LIBRI, CRIMINALITA' E CLERO NELLA SERENISSIMA


Treviso – “Sacerdoti senza vocazione, frati che cercavano nel chiostro un rimedio alla miseria, fedeli impauriti dall’arroganza di chi avrebbe dovuto guidarli nella cura dell’anima. Circa trecento casi di ecclesiastici finiti davanti al giudice per reati che andavano dall’omicidio alla rapina, dallo stupro alla sodomia, dal porto d’armi proibite al contrabbando, dalla rissa alla calunnia, fino alla truffa. Tutto questo nella Repubblica della Serenissima che, nella sua concezione laica dello Stato, non faceva sconti a chi portava l’abito talare, ed anzi rimarcava che i ministri del culto avrebbero dovuto dare il buono e non il cattivo esempio”.
E’ quanto si legge nella presentazione del libro “Preti frati e giudici. Criminalità e clero nella Repubblica di Venezia”, del giornalista trevigiano Sante Rossetto, appena uscito per i tipi di Canova Edizioni. Nel volume l’autore fa un ampio affresco, dal Concilio di Trento alla prima metà del settecento, sulla condizione sociale, morale e spirituale del clero nella Serenissima.
Dalle sentenze del Malefizio, il tribunale penale, dell’Archivio di Stato di Treviso, l’autore ricava il quadro del comportamento di preti e frati in alcune podesterie della terraferma veneta. Ne esce un’immagine abbastanza fosca e scarsamente edificante.
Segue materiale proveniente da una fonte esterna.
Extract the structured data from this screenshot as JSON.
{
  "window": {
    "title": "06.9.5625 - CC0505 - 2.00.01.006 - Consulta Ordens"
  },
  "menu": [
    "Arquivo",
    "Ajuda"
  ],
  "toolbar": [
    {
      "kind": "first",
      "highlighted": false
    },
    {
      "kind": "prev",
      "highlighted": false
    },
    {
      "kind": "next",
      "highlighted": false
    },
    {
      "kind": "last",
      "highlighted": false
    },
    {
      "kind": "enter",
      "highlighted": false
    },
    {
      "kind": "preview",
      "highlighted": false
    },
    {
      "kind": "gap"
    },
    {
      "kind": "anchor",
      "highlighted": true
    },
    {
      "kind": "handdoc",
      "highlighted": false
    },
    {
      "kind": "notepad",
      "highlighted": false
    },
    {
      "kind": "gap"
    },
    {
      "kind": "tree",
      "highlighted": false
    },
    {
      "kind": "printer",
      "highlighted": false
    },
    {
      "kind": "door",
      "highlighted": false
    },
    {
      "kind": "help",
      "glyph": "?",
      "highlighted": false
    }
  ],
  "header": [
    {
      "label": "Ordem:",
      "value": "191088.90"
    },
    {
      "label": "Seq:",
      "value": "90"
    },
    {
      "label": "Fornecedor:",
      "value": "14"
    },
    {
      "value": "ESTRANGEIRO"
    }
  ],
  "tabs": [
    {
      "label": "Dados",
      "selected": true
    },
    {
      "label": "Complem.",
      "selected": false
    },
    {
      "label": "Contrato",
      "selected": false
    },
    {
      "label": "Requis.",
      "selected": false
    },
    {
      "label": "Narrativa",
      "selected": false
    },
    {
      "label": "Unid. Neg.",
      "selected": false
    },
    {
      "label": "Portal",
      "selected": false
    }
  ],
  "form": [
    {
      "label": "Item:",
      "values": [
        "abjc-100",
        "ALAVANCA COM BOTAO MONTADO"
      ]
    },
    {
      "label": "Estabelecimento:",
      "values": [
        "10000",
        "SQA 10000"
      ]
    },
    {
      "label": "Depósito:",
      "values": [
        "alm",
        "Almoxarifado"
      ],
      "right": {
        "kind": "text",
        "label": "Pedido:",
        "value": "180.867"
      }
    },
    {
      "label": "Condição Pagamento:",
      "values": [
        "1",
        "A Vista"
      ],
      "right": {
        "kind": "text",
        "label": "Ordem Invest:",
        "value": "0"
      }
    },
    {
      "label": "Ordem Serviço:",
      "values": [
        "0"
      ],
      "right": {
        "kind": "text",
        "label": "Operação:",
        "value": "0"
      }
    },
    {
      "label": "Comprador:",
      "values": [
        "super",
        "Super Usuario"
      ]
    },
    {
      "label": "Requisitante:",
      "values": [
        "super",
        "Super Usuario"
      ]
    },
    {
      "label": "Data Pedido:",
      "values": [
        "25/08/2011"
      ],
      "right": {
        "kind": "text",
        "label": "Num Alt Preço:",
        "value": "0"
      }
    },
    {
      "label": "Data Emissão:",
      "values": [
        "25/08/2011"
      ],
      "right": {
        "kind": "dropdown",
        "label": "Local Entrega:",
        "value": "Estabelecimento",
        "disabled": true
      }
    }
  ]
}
Situazione peraltro non differente da altre parti d’Italia e d’Europa. Rossetto  è stato caporedattore del Gazzettino in alcune città del Veneto. Accanto all’attività professionale ha coltivato gli studi storici con particolare attenzione alla storia della stampa e del giornalismo trevigiano e veneto.
NdR: Aggiungo un altro tassello: il cognome Zago (che portava anche mia madre) è molto diffuso tra il padovano e il veneziano. Deriva dal sostantivo "zaghetto" che nella nostra lingua "veneziana" indica il chierichetto. Ma "Zago" si chiamava anticamente anche il ragazzino del paese che per le sue doti di devozione e intelligenza, veniva prescelto dalla comunità per abbracciare gli studi ecclesiastici, a spese del villaggio. Era considerato un premio, all'epoca la professione sacerdotale, agli occhi dei fedeli, era ammantata di carisma e prestigio. Il sacerdote, specie nelle campagne venete,continuerà ad esser visto come guida e padre della Comunità, che ricorreva  a lui anche per cercare una sistemazione o un lavoro nella città. l Il Governo Veneto colpiva con la massima severità i preti felloni, spesso in contrasto con la Chiesa Romana che voleva riservarsi il diritto di giudicarli anche per reati comuni.
Da un conflitto del genere (per un prete accusato di omicidio e altri reati) nacque all'inizio del Seicento lo scontro con Roma, con il giureconsulto Paolo Sarpi che difendeva la ragioni dello stato veneto (date a Cesare quello che è di Cesare, a Dio quello che è di Dio. Principio che fece la differenza tra noi occidentali e il resto del mondo, specie quello musulmano).